I can almost see her.

And I can see him: barbed wire curling on his chest and legs and in the nest where my hand lay. The strangeness of touch: skin like mine but not mine. None of this is mine, I said to him.

“Not this?” he chuckled. “I think this might be yours, Mia.”

“This way, mad-de-mwah-zelle,” called a porter, just like Chuck Berry would say it. Close up, the train was the dirty aluminum tube of an Electrolux.

“Thank you,” as he lifted my suitcase to the rails above.

“Have a good trip to Noo Yawk Cit-tah.” He was all business. I felt shelved like a can of corn at Winn-Dixie.

Alone and cold and I couldn’t quite gather the courage to lift down my luggage and fish out socks and a sweater . . .

“How you?” said the man as he fell into the seat beside me.

The yellow cabin light couldn’t sap the chestnut sheen of his face.

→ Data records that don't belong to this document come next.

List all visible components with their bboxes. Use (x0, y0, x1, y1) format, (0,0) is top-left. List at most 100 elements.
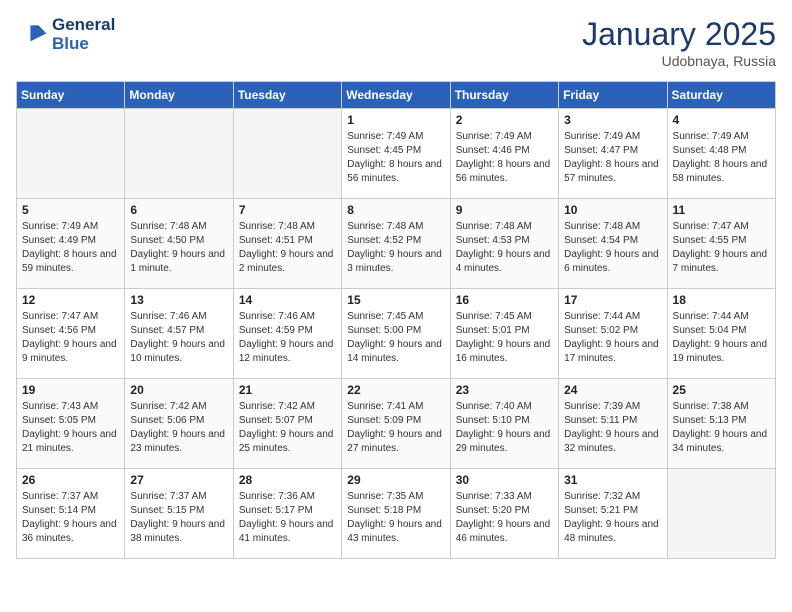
calendar-cell: 14Sunrise: 7:46 AMSunset: 4:59 PMDayligh… (233, 289, 341, 379)
calendar-cell: 8 Sunrise: 7:48 AMSunset: 4:52 PMDaylight… (342, 199, 450, 289)
calendar-week-row: 19 Sunrise: 7:43 AMSunset: 5:05 PMDayligh… (17, 379, 776, 469)
calendar-cell: 9 Sunrise: 7:48 AMSunset: 4:53 PMDaylight… (450, 199, 558, 289)
calendar-cell: 16 Sunrise: 7:45 AMSunset: 5:01 PMDayligh… (450, 289, 558, 379)
day-number: 10 (564, 203, 661, 217)
cell-details: Sunrise: 7:45 AMSunset: 5:01 PMDaylight:… (456, 310, 553, 366)
calendar-cell: 5 Sunrise: 7:49 AMSunset: 4:49 PMDaylight… (17, 199, 125, 289)
day-number: 2 (456, 113, 553, 127)
cell-details: Sunrise: 7:38 AMSunset: 5:13 PMDaylight:… (673, 400, 770, 456)
calendar-cell: 23 Sunrise: 7:40 AMSunset: 5:10 PMDayligh… (450, 379, 558, 469)
cell-details: Sunrise: 7:43 AMSunset: 5:05 PMDaylight:… (22, 400, 119, 456)
cell-details: Sunrise: 7:47 AMSunset: 4:56 PMDaylight:… (22, 310, 119, 366)
cell-details: Sunrise: 7:45 AMSunset: 5:00 PMDaylight:… (347, 310, 444, 366)
day-number: 1 (347, 113, 444, 127)
logo-text-general: General (52, 16, 115, 35)
cell-details: Sunrise: 7:47 AMSunset: 4:55 PMDaylight:… (673, 220, 770, 276)
calendar-week-row: 5 Sunrise: 7:49 AMSunset: 4:49 PMDaylight… (17, 199, 776, 289)
day-number: 15 (347, 293, 444, 307)
day-number: 5 (22, 203, 119, 217)
calendar-cell: 28Sunrise: 7:36 AMSunset: 5:17 PMDayligh… (233, 469, 341, 559)
day-number: 30 (456, 473, 553, 487)
day-number: 4 (673, 113, 770, 127)
calendar-cell: 26Sunrise: 7:37 AMSunset: 5:14 PMDayligh… (17, 469, 125, 559)
calendar-cell: 13Sunrise: 7:46 AMSunset: 4:57 PMDayligh… (125, 289, 233, 379)
calendar-cell: 15 Sunrise: 7:45 AMSunset: 5:00 PMDayligh… (342, 289, 450, 379)
cell-details: Sunrise: 7:48 AMSunset: 4:53 PMDaylight:… (456, 220, 553, 276)
calendar-cell (17, 109, 125, 199)
calendar-cell: 2Sunrise: 7:49 AMSunset: 4:46 PMDaylight… (450, 109, 558, 199)
calendar-cell: 21Sunrise: 7:42 AMSunset: 5:07 PMDayligh… (233, 379, 341, 469)
day-number: 19 (22, 383, 119, 397)
month-title: January 2025 (582, 16, 776, 53)
cell-details: Sunrise: 7:44 AMSunset: 5:04 PMDaylight:… (673, 310, 770, 366)
location-text: Udobnaya, Russia (582, 53, 776, 69)
calendar-week-row: 1 Sunrise: 7:49 AMSunset: 4:45 PMDaylight… (17, 109, 776, 199)
calendar-table: SundayMondayTuesdayWednesdayThursdayFrid… (16, 81, 776, 559)
day-number: 26 (22, 473, 119, 487)
calendar-cell: 17Sunrise: 7:44 AMSunset: 5:02 PMDayligh… (559, 289, 667, 379)
day-number: 7 (239, 203, 336, 217)
cell-details: Sunrise: 7:49 AMSunset: 4:48 PMDaylight:… (673, 130, 770, 186)
day-number: 18 (673, 293, 770, 307)
calendar-cell: 11 Sunrise: 7:47 AMSunset: 4:55 PMDayligh… (667, 199, 775, 289)
day-header-friday: Friday (559, 82, 667, 109)
cell-details: Sunrise: 7:48 AMSunset: 4:54 PMDaylight:… (564, 220, 661, 276)
calendar-cell (667, 469, 775, 559)
calendar-cell: 4 Sunrise: 7:49 AMSunset: 4:48 PMDaylight… (667, 109, 775, 199)
calendar-cell: 3Sunrise: 7:49 AMSunset: 4:47 PMDaylight… (559, 109, 667, 199)
cell-details: Sunrise: 7:39 AMSunset: 5:11 PMDaylight:… (564, 400, 661, 456)
cell-details: Sunrise: 7:48 AMSunset: 4:51 PMDaylight:… (239, 220, 336, 276)
day-header-wednesday: Wednesday (342, 82, 450, 109)
calendar-cell: 19 Sunrise: 7:43 AMSunset: 5:05 PMDayligh… (17, 379, 125, 469)
calendar-header-row: SundayMondayTuesdayWednesdayThursdayFrid… (17, 82, 776, 109)
day-header-tuesday: Tuesday (233, 82, 341, 109)
day-number: 9 (456, 203, 553, 217)
day-number: 8 (347, 203, 444, 217)
day-number: 23 (456, 383, 553, 397)
day-number: 27 (130, 473, 227, 487)
cell-details: Sunrise: 7:32 AMSunset: 5:21 PMDaylight:… (564, 490, 661, 546)
cell-details: Sunrise: 7:37 AMSunset: 5:15 PMDaylight:… (130, 490, 227, 546)
title-block: January 2025 Udobnaya, Russia (582, 16, 776, 69)
day-number: 29 (347, 473, 444, 487)
calendar-cell: 12 Sunrise: 7:47 AMSunset: 4:56 PMDayligh… (17, 289, 125, 379)
logo-text-blue: Blue (52, 35, 115, 54)
cell-details: Sunrise: 7:49 AMSunset: 4:45 PMDaylight:… (347, 130, 444, 186)
calendar-cell: 25 Sunrise: 7:38 AMSunset: 5:13 PMDayligh… (667, 379, 775, 469)
day-number: 12 (22, 293, 119, 307)
page-header: General Blue January 2025 Udobnaya, Russ… (16, 16, 776, 69)
cell-details: Sunrise: 7:46 AMSunset: 4:59 PMDaylight:… (239, 310, 336, 366)
cell-details: Sunrise: 7:40 AMSunset: 5:10 PMDaylight:… (456, 400, 553, 456)
day-header-saturday: Saturday (667, 82, 775, 109)
cell-details: Sunrise: 7:35 AMSunset: 5:18 PMDaylight:… (347, 490, 444, 546)
cell-details: Sunrise: 7:44 AMSunset: 5:02 PMDaylight:… (564, 310, 661, 366)
calendar-week-row: 26Sunrise: 7:37 AMSunset: 5:14 PMDayligh… (17, 469, 776, 559)
cell-details: Sunrise: 7:41 AMSunset: 5:09 PMDaylight:… (347, 400, 444, 456)
calendar-cell: 20 Sunrise: 7:42 AMSunset: 5:06 PMDayligh… (125, 379, 233, 469)
day-number: 31 (564, 473, 661, 487)
day-number: 20 (130, 383, 227, 397)
day-number: 25 (673, 383, 770, 397)
cell-details: Sunrise: 7:49 AMSunset: 4:49 PMDaylight:… (22, 220, 119, 276)
day-number: 6 (130, 203, 227, 217)
calendar-cell: 6Sunrise: 7:48 AMSunset: 4:50 PMDaylight… (125, 199, 233, 289)
day-number: 13 (130, 293, 227, 307)
calendar-cell: 31 Sunrise: 7:32 AMSunset: 5:21 PMDayligh… (559, 469, 667, 559)
day-number: 24 (564, 383, 661, 397)
cell-details: Sunrise: 7:33 AMSunset: 5:20 PMDaylight:… (456, 490, 553, 546)
day-number: 11 (673, 203, 770, 217)
cell-details: Sunrise: 7:48 AMSunset: 4:52 PMDaylight:… (347, 220, 444, 276)
day-number: 16 (456, 293, 553, 307)
calendar-cell: 22Sunrise: 7:41 AMSunset: 5:09 PMDayligh… (342, 379, 450, 469)
calendar-cell: 1 Sunrise: 7:49 AMSunset: 4:45 PMDaylight… (342, 109, 450, 199)
calendar-week-row: 12 Sunrise: 7:47 AMSunset: 4:56 PMDayligh… (17, 289, 776, 379)
calendar-cell (233, 109, 341, 199)
day-header-thursday: Thursday (450, 82, 558, 109)
logo: General Blue (16, 16, 115, 53)
cell-details: Sunrise: 7:42 AMSunset: 5:06 PMDaylight:… (130, 400, 227, 456)
calendar-cell: 30 Sunrise: 7:33 AMSunset: 5:20 PMDayligh… (450, 469, 558, 559)
calendar-cell: 24 Sunrise: 7:39 AMSunset: 5:11 PMDayligh… (559, 379, 667, 469)
calendar-cell: 27 Sunrise: 7:37 AMSunset: 5:15 PMDayligh… (125, 469, 233, 559)
day-number: 3 (564, 113, 661, 127)
calendar-cell (125, 109, 233, 199)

“I’m a railroad man,” he said.

I couldn’t help but smile: I’m a railroad man! That’s what I am!

“I inspect the rails.”

“What kind of problems with the rails?”

I pictured pennies flattened.

“Classified. Everyday they’s accidents but be a helluva lot more if I weren’t making sure tracks are safe.”

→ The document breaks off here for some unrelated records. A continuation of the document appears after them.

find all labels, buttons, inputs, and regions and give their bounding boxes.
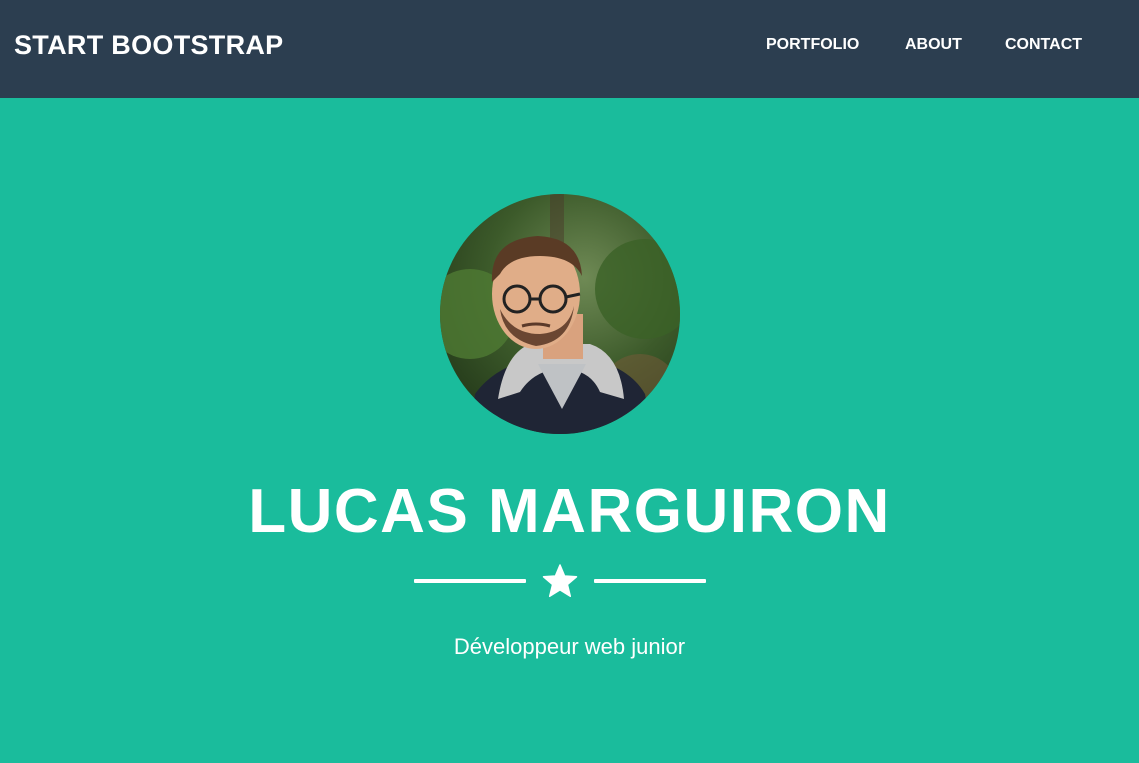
masthead: LUCAS MARGUIRON Développeur web junior: [0, 98, 1139, 763]
divider-line-left: [414, 579, 526, 583]
avatar: [440, 194, 680, 434]
profile-name: LUCAS MARGUIRON: [248, 477, 891, 546]
profile-photo: [440, 194, 680, 434]
profile-subtitle: Développeur web junior: [453, 634, 686, 659]
nav-link-about[interactable]: ABOUT: [905, 36, 962, 54]
brand-link[interactable]: START BOOTSTRAP: [14, 30, 284, 61]
navbar: START BOOTSTRAP PORTFOLIO ABOUT CONTACT: [0, 0, 1139, 98]
divider-line-right: [594, 579, 706, 583]
nav-link-contact[interactable]: CONTACT: [1005, 36, 1082, 54]
star-icon: [542, 564, 578, 598]
star-divider: [414, 564, 706, 598]
nav-link-portfolio[interactable]: PORTFOLIO: [766, 36, 859, 54]
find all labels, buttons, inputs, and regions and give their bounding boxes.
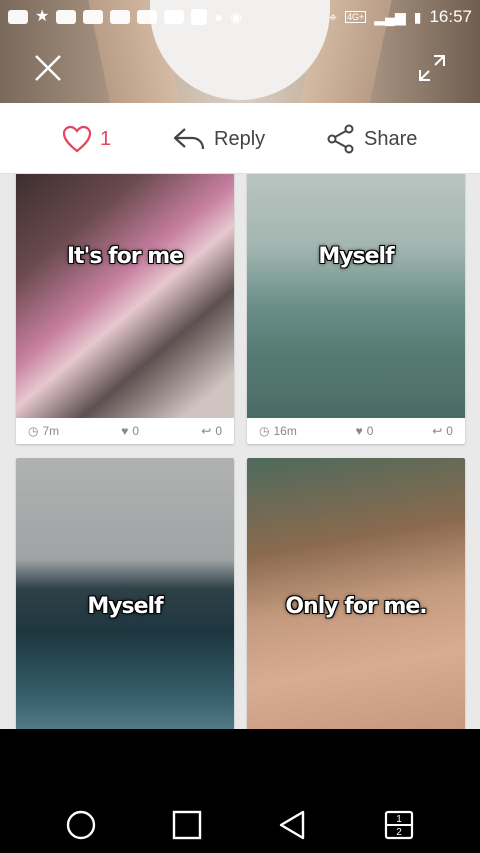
screen: ★ ● ◉ ⌖ 4G+ ▂▄▆ ▮ 16:57 1 Reply Share It… [0, 0, 480, 853]
dual-window-icon: 1 2 [384, 810, 414, 840]
reply-icon: ↩ [432, 424, 443, 438]
youtube-icon [83, 10, 104, 24]
share-button[interactable]: Share [326, 121, 417, 157]
expand-icon [419, 55, 445, 81]
related-posts-grid: It's for me ◷ 7m ♥ 0 ↩ 0 Myself ◷ 16m ♥ 0 ↩ 0 … [0, 174, 480, 729]
navigation-bar: 1 2 [0, 729, 480, 853]
share-icon [327, 124, 354, 154]
dual-window-button[interactable]: 1 2 [381, 807, 417, 843]
post-caption: Myself [318, 244, 394, 269]
time-value: 7m [42, 424, 60, 438]
heart-icon [62, 125, 92, 153]
like-count: 1 [100, 127, 112, 150]
post-card[interactable]: Myself [16, 458, 234, 729]
hearts-value: 0 [366, 424, 374, 438]
heart-icon: ♥ [121, 424, 129, 438]
post-hearts: ♥ 0 [121, 424, 139, 438]
replies-value: 0 [446, 424, 453, 438]
youtube-icon [137, 10, 158, 24]
home-button[interactable] [63, 807, 99, 843]
vpn-icon: ◉ [229, 8, 243, 25]
notification-icons: ★ ● ◉ [8, 9, 242, 26]
system-icons: ⌖ 4G+ ▂▄▆ ▮ 16:57 [329, 7, 472, 27]
image-icon [191, 9, 208, 25]
back-triangle-icon [279, 810, 305, 840]
post-hearts: ♥ 0 [356, 424, 374, 438]
battery-icon: ▮ [413, 8, 422, 25]
share-label: Share [364, 127, 418, 150]
reply-icon: ↩ [201, 424, 212, 438]
post-image: Myself [16, 458, 234, 729]
home-circle-icon [66, 810, 96, 840]
hearts-value: 0 [132, 424, 140, 438]
clock: 16:57 [429, 7, 472, 26]
youtube-icon [56, 10, 77, 24]
messaging-icon [8, 10, 28, 24]
post-caption: It's for me [66, 244, 184, 269]
close-icon [35, 55, 61, 81]
signal-icon: ▂▄▆ [374, 8, 406, 25]
post-image: Myself [247, 174, 465, 418]
reply-icon [173, 128, 205, 150]
expand-button[interactable] [414, 50, 450, 86]
post-time: ◷ 16m [259, 424, 297, 438]
time-value: 16m [273, 424, 297, 438]
heart-icon: ♥ [355, 424, 363, 438]
replies-value: 0 [215, 424, 222, 438]
reply-button[interactable]: Reply [172, 121, 265, 157]
star-icon: ★ [35, 8, 50, 25]
status-bar: ★ ● ◉ ⌖ 4G+ ▂▄▆ ▮ 16:57 [0, 0, 480, 34]
youtube-icon [110, 10, 131, 24]
post-replies: ↩ 0 [432, 424, 453, 438]
recents-square-icon [172, 810, 202, 840]
location-icon: ⌖ [329, 8, 338, 25]
clock-icon: ◷ [259, 424, 270, 438]
network-type: 4G+ [345, 11, 367, 23]
reply-label: Reply [214, 127, 266, 150]
dual-window-top-number: 1 [396, 814, 402, 825]
post-image: Only for me. [247, 458, 465, 729]
post-caption: Only for me. [285, 594, 427, 619]
post-caption: Myself [87, 594, 163, 619]
drop-icon: ● [214, 9, 223, 25]
post-meta: ◷ 7m ♥ 0 ↩ 0 [16, 418, 234, 444]
dual-window-bottom-number: 2 [396, 827, 402, 838]
close-button[interactable] [30, 50, 66, 86]
clock-icon: ◷ [28, 424, 39, 438]
post-meta: ◷ 16m ♥ 0 ↩ 0 [247, 418, 465, 444]
post-replies: ↩ 0 [201, 424, 222, 438]
back-button[interactable] [275, 807, 311, 843]
recents-button[interactable] [169, 807, 205, 843]
youtube-icon [164, 10, 185, 24]
action-bar: 1 Reply Share [0, 103, 480, 174]
post-image: It's for me [16, 174, 234, 418]
post-time: ◷ 7m [28, 424, 59, 438]
post-card[interactable]: Only for me. [247, 458, 465, 729]
post-card[interactable]: It's for me ◷ 7m ♥ 0 ↩ 0 [16, 174, 234, 444]
like-button[interactable]: 1 [62, 121, 111, 157]
post-card[interactable]: Myself ◷ 16m ♥ 0 ↩ 0 [247, 174, 465, 444]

“Huh,” I say, bored already. Outside, an etch-a-sketch of tree branches shook to graphite as we slipped into a tunnel.

I slumped in my seat and closed my eyes. I hadn’t been this tired since my mother’s parties when I was little. Those all-night revels when it seemed like the grown-ups would never go home.

I opened them again, alert. My head was resting on the window by the dawn’s streamers of pink and purple. I felt it again–a stealthy pressure. The railroad man was spooning my hips. Like a glass birdie dipping its beak into water: down, pause, pause, up, pause, down, pause, pause, up . . .

I caught my scream in my throat. I took a breath, rolled to a sitting position, dislodging him, and yawned stagily. The railroad man muttered something, his face dark in the dark cabin, got up, and disappeared down the dark aisle.